Comme dans tous les récits du genre, don Pablos va tra­ver­ser dif­fé­rentes couches de la société de l’époque, de la plus basse à la plus haute. Mais si Pablos est un vau­rien, un gueux, il est sur­tout un sur­vi­vant fai­sant tout ce qu’il faut pour res­ter en vie.
Jua­najo Guar­nido, avec son trait unique, a su don­ner au héros le visage adé­quat. D’après les confi­dences de l’auteur, aucun per­son­nage ne lui avait demandé autant de recherches, de tra­vail d’investigation. Mais ce tra­vail est payant car il réus­sit à faire la syn­thèse d’un per­son­nage à la fois fourbe et sym­pa­thique, voire empa­thique, jouant à la fois sur un registre cari­ca­tu­ral et sur l’exacerbation de cer­taines expressions.

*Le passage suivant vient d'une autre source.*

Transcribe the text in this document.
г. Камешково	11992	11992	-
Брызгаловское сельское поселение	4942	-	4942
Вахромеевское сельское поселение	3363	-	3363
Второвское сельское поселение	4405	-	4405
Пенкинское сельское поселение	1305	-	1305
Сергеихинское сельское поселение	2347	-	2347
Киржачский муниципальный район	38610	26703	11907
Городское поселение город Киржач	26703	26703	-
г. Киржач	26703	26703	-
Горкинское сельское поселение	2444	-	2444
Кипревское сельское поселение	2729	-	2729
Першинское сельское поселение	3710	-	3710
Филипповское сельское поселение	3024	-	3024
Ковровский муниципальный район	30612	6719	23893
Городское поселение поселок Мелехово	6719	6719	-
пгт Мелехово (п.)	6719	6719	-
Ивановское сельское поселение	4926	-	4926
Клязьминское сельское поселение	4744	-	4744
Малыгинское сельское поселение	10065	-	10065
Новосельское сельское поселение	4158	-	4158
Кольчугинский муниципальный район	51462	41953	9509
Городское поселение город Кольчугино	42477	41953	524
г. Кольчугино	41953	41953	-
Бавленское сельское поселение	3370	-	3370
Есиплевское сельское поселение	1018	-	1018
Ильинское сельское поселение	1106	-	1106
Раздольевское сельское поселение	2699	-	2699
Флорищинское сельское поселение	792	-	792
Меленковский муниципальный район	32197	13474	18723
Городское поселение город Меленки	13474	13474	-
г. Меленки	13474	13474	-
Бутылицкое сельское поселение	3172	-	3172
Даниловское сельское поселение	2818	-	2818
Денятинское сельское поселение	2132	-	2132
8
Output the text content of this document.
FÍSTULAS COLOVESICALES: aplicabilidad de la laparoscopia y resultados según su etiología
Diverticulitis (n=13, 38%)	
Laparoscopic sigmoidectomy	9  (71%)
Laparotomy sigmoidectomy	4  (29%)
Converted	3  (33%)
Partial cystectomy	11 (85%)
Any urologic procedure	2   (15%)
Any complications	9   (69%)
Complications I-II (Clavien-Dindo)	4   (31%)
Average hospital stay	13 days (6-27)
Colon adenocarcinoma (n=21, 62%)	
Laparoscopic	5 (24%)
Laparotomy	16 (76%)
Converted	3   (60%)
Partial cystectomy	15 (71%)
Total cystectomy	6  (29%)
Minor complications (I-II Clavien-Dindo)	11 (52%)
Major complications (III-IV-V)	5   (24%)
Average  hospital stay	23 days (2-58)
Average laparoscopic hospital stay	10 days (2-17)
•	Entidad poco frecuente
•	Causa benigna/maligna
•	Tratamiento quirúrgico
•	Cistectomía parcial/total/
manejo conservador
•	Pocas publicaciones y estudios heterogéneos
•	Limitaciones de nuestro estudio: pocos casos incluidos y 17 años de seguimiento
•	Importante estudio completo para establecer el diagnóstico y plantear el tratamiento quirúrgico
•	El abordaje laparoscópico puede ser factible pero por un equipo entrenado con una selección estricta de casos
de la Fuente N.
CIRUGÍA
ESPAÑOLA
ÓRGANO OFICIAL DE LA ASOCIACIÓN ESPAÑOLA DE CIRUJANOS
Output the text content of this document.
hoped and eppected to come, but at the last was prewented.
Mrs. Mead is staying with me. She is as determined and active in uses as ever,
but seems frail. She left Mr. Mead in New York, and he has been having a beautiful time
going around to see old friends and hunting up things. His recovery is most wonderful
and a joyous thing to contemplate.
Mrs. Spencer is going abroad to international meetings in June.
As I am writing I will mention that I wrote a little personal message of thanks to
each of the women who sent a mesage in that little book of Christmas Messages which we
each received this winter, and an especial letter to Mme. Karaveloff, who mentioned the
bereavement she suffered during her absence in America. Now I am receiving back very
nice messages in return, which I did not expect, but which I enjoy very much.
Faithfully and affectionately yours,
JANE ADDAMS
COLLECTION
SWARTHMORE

Cet album pré­sente tant de situa­tions dif­fé­rentes, de décors, que les recherches ont été longues et ardues. Jua­najo a même fait le voyage jusqu’au Pérou pour s’imprégner de la lumière, de l’atmosphère. Il en résulte des pages magni­fiques, pra­ti­que­ment sans dia­logues, sans car­touches nar­ra­tifs tant les images suf­fisent à elles-mêmes pour expri­mer l’action.
Ce voyage, ce récit immer­sif fait péné­trer dans un uni­vers mal connu et donne une furieuse envie de décou­vrir ces romans pica­resques dont le plus connu, mais peut-être pas le plus repré­sen­ta­tif, est le Don Qui­chotte de Cer­van­tès. Un volet riche de la lit­té­ra­ture d’action espa­gnole à décou­vrir.
Dans l’attente, sur­tout ne pas se pri­ver de feuille­ter tant et tant cet album excep­tion­nel car il y a tou­jours à décou­vrir. C’est un bel objet à mettre sous un sapin illuminé.

serge per­raud

Alain Ayroles (scé­na­rio) & Juanjo Guar­nido (des­sin et cou­leur), Les Indes Fourbes, Édi­tions Del­court, août 2019, 16 p. – 34,90 €.